リチャード・フラナガン著/渡辺佐智江訳 



 私という一個人を基準とするなら、世界というのはこのうえなく広大なものである、という事実を認めるのにやぶさかではないが、同時に私たちがふだん生活しているなかにおいて認識している「世界」――個々の主観によって把握される世界というのは、ごくごく限られたものでしかない、というのもまた事実である。それは、言ってみれば私たちが繰り返している日常の範囲に収まるものであって、個人にとってはその限りなく限定された枠内こそが世界のすべてであったとしても、見た目上、とくに大きな支障をきたすわけではない。だからこそ、私たちにとって休日にどこかへ遊びにでかけるという行為は「非日常」となり、私たちはその「別世界」でのイベントを思う存分楽しむことができるのだ。

 世界は広大で、さまざまな国があり、私たちの知らないところで世界を維持するためにさまざまな仕掛けが動いている、というのは、あくまで知識として認識することはできたとしても、はっきりとした形で自分たちの日常生活とかかわらないものであるなら、それらはその個人にとっては一種の別世界である。別世界、という表現をもちいたが、それはたとえばスカーレット・トマスの『Y氏の終わり』における「トロポスフィア」のように、現実的にはまったくありえそうにない、という意味での「別世界」、いわばファンタジーとしての異世界だけを指すものではない。アメリカで9.11同時テロが起きたとき、センタービルに旅客機が突っ込むという映像をテレビで目にした人は多いと思うが、そのときそのテロを、まぎれもない自分の日常世界の延長としてリアルにとらえることができた人は、はたしてどの程度いただろうか。

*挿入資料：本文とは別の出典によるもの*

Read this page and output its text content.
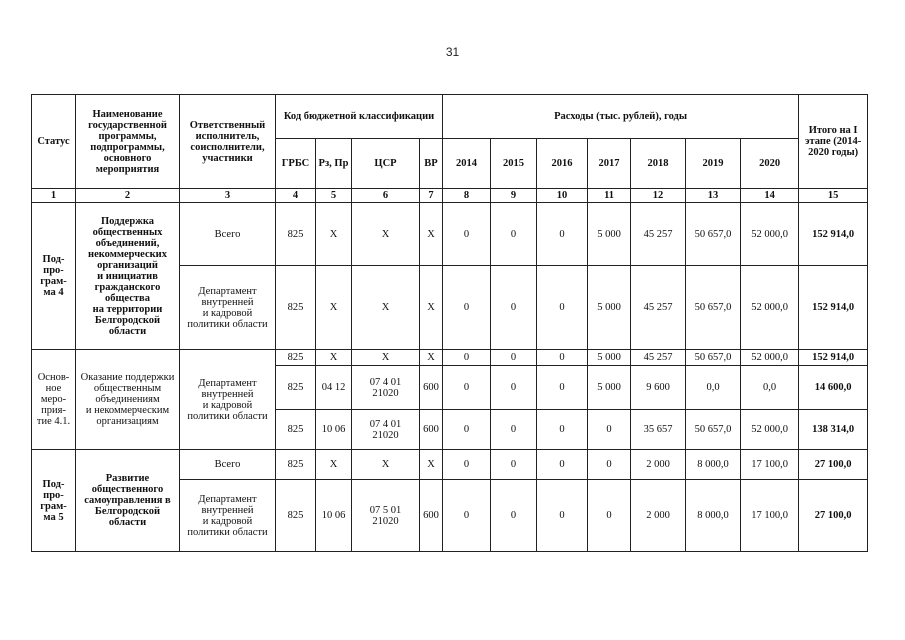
31
Статус	Наименование государственной программы, подпрограммы, основного мероприятия	Ответственный исполнитель, соисполнители, участники	Код бюджетной классификации				Расходы (тыс. рублей), годы							Итого на I этапе (2014-2020 годы)
			ГРБС	Рз, Пр	ЦСР	ВР	2014	2015	2016	2017	2018	2019	2020	
1	2	3	4	5	6	7	8	9	10	11	12	13	14	15
Под-
про-
грам-
ма 4	Поддержка общественных объединений, некоммерческих организаций
и инициатив гражданского общества
на территории Белгородской области	Всего	825	X	X	X	0	0	0	5 000	45 257	50 657,0	52 000,0	152 914,0
		Департамент внутренней
и кадровой политики области	825	X	X	X	0	0	0	5 000	45 257	50 657,0	52 000,0	152 914,0
Основ-
ное
меро-
прия-
тие 4.1.	Оказание поддержки общественным объединениям
и некоммерческим организациям	Департамент внутренней
и кадровой политики области	825	X	X	X	0	0	0	5 000	45 257	50 657,0	52 000,0	152 914,0
			825	04 12	07 4 01
21020	600	0	0	0	5 000	9 600	0,0	0,0	14 600,0
			825	10 06	07 4 01
21020	600	0	0	0	0	35 657	50 657,0	52 000,0	138 314,0
Под-
про-
грам-
ма 5	Развитие общественного самоуправления в Белгородской области	Всего	825	X	X	X	0	0	0	0	2 000	8 000,0	17 100,0	27 100,0
		Департамент внутренней
и кадровой политики области	825	10 06	07 5 01
21020	600	0	0	0	0	2 000	8 000,0	17 100,0	27 100,0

 戦争を知らずに育った私をはじめとする戦後生まれの世代の人間が、どれだけ戦争のことを語ったとしても、そこには「自分が戦争に駆り出されることはない」という認識が、まさに日常のものとして存在する。私にとって戦争というものそれ自体が「別世界」だと言ってもいい。そんなふうに考えたとき、人間という意識をもって生まれた生物の、このうえなく主観的な――そしてそれゆえにこのうえなく孤独な立場をあらためて思い知らされずにはいられない。

 その雨の午後、やつがおれの前に立ち、犯してもいない殺人の罪状を読み上げたとき、おれはサラ島の恐ろしい真実を悟った――ここは人間の植民地などではなく、人間を装った魚の植民地だということを。

 本書『グールド魚類画帖』は、ふたつの世界によって成り立っている。ひとつは、タスマニア島で旅行者相手に、インチキ家具を売って生計を立てているシド・ハメットという男の属している現実世界。そしてもうひとつは、そんな彼ががらくた同然の洋服だんすから見つけ出した「魚の本」のなかに書かれている世界である。約二世紀半前、まだタスマニアがファン・ディーメンズ・ランドと呼ばれる流刑地だった頃に、ウィリアム・ビューロウ・グールドという囚人によって書かれたとされる「魚の本」は、およそ紙の代わりになるものを片っぱしから集めて、魚の水彩画を描いたものをまとめた混沌の本であり、その余白はびっしりとグールドの手記によって埋め尽くされていた。

 現実のタスマニア島と、「魚の本」のなかに書かれているファン・ディーメンズ・ランドという流刑地――奇しくも地理的には同じ場所に位置するそのふたつの世界は、二重写しのように存在し関係していながら、決定的にお互いに交わることのない世界、という意味で、当初はお互いにとっての別世界を構成している。それは、たんに時間軸がズレているだけ、ということではなく、一方がもう一方にとっての虚構としての位置づけである。「魚の本」は、そんなお互いの世界を橋渡しする唯一の可能性、いわば媒介として存在する。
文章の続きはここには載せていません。